Dear MAC Cosmetics:
You’ve failed me, MAC! *shakes fists*
Okay, now that the dramatic entrance is out of the way, we can get down to business. I have a legitimate complaint about the versatility of your mascara. I admit it does a beautiful job of making my lashes longer and fuller. And even though it’s not waterproof, it holds up well in the shower. It even looks fabulous with my eyes squeezed shut when Mr. K *almost* fists my vagina. But the moment things get hot and heavy and my face is shoved into a pillow, it all goes to hell in a handbasket. Don’t even get me started on its inability to stand strong against an eye full of semen.
Pfft. Smudge proof my ass.
Who sets these standards anyway? Do you have a quality control department specifically designed to test the effects of fucking? If not, I highly recommend you get on that. Heh…get on that.
I know I can’t be the only one who’s lived through this makeup meltdown. There must be hoards of others just like me. Women who cringe at the thought of hearing “you have mascara under your eyes, baby” while basking in the afterglow of post-coital bliss.

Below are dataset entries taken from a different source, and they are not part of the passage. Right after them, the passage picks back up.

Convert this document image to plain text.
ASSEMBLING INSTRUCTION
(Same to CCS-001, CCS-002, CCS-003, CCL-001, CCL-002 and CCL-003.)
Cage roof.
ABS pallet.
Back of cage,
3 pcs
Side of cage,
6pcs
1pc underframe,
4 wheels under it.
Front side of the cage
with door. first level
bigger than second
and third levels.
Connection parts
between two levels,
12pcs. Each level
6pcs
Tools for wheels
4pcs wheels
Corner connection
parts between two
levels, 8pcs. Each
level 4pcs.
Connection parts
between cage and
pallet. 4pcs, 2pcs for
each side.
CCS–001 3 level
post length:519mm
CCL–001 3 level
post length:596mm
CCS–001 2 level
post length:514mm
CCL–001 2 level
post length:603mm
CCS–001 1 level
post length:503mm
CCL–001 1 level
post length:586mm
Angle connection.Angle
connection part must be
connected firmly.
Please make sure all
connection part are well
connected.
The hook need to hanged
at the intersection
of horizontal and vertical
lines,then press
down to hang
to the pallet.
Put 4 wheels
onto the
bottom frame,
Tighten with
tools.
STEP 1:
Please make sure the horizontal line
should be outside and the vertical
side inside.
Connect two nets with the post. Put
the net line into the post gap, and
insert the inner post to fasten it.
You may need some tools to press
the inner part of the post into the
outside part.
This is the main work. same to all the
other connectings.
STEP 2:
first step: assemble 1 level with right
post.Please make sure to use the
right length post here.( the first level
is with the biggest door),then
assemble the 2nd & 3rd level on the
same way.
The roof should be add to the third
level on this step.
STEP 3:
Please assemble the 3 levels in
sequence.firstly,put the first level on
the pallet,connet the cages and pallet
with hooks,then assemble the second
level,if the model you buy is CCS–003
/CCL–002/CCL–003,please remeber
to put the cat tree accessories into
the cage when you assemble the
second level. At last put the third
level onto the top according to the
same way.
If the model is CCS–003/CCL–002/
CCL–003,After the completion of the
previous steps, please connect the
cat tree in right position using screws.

Or while searching high and low for their missing butt plug. Shut up, it happens.
I don’t think I’m being unrealistic here. I’m not asking for lip gloss that remains unmoved during blow jobs, or hair that stays perfectly coiffed after my knees have been held up to my ears. That would be ridiculous. Besides, the freshly fucked look is gloriously sexy. Raccoon eyes? Not so much.
Dear Too Faced:
I heart you, baby. I heart you hard and naked in a field of blooming tulips as unicorns graze nearby. Your Shadow Insurance is a miracle worker. I don’t know what you put in that small golden tube of loveliness, but whatever it is, it makes my eye makeup stay perfectly in place. And I’ll have you know that I’ve tested it on multiple special occasions. Like during a fetish ball AND an orgy. It survived sweating on a crowded dance floor, getting poked in the eye by a pair of massive butterfly wings, being tied and flogged on a St. Andrew’s cross and multiple orgasms.
Perhaps your makeup scientists already know this, but eating pussy can sometimes be a gloriously messy event. I mean, if you’re doing it right. Recently I’ve been working on my technique which means that I like investing time between a woman’s thighs. Anyone who wears makeup doesn’t want to be framed between her legs sporting raccoon eyes. Unless you’re into that. With your Shadow Insurance as my base, my eye makeup remains perfect even after twenty minutes of cunnilingus. Not even orgasms smudge my shadow and eyeliner!
In fact, after I made beautiful Ms T orgasm at the orgy, I untangled myself from the crowded bed to take a pee break. (Even at orgies people have to pee.) One glance in the mirror showed me that, lo and behold, my eyes were unsmudged. I was so tickled that I flung open the bathroom door and announced, “MY EYE MAKEUP IS STILL WONDERFUL!” A crowd of blank stares met my reaction, but still I was triumphant. Wait, is cunnilingus one of your strenuous testing phases of your makeup lines? Because, sweeties, I will so offer to be your guinea pig.